With our modular approach, we use a variety of different targeting ligands, linker systems, and drug payloads to create a pipeline of novel SMDC candidates for clinical development. For example, in addition to folate-targeting, our prostate-specific membrane antigen (PSMA)-targeting technology uses a targeting ligand that specifically binds to a receptor expressed on the surface of prostate cancer cells. 

A variety of spacer/linker systems perform specific functions

We have developed alternative spacer/linker systems that modulate the pharmacologic and biodistribution properties of our SMDCs. In addition, we have developed a spacer/linker system that allows us to conjugate multiple drug payloads to a single targeting ligand, thus offering the potential to simultaneously disrupt multiple pathways within cancer cells, forming a novel strategy for addressing drug resistance.

Being studied with a range of drug classes

We can attach a wide variety of different drug payloads to our targeting ligands to address different disease indications. For example, we have SMDCs in preclinical development that incorporate proven anti-cancer and anti-inflammatory drug classes, such as microtubule destabilizers, DNA alkylators, proteasome inhibitors, mTOR inhibitors, and various inhibitors of key intracellular enzymes.
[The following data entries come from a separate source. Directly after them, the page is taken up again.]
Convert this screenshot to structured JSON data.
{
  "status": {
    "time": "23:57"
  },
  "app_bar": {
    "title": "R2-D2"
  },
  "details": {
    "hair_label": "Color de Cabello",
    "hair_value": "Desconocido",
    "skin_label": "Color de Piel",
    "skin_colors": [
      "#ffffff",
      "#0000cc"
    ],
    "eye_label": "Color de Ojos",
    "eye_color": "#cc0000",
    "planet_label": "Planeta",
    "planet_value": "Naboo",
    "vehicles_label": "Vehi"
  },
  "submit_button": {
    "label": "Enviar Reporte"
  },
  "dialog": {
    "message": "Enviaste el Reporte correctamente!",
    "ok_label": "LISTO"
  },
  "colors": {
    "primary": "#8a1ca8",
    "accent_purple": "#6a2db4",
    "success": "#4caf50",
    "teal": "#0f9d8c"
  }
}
Maximizing the effect of each component

We design our targeted drugs in modular fashion from three distinct modules. The targeting ligand is attached to a spacer/linker that contains a cleavable bond connecting the linker to the drug.

The ligand is selected to be as high in affinity for its receptor as possible. We spend considerable effort designing the ligand so that its affinity is at least 10 nanomolar or greater.

The cleavable bond is designed so that when it is broken, it releases the drug in its totally unmodified, most active form. It is also designed so that it is only cleaved following endocytosis in the diseased cell, thereby reducing the amount of free drug in circulation. Most of the drugs that we incorporate into our SMDCs are highly hydrophobic and would penetrate all cells indiscriminately and bind the serum proteins avidly if they were not targeted. We design our conjugates with spacer/linker systems that are highly hydrophilic, with the goal of preventing these undesirable processes from occurring.

Finally, because many receptors are present in low numbers, we design the therapeutic component to be as potent as possible. We’ve modified existing drugs to improve their potencies and increase the likelihood of killing the targeted malignant cell.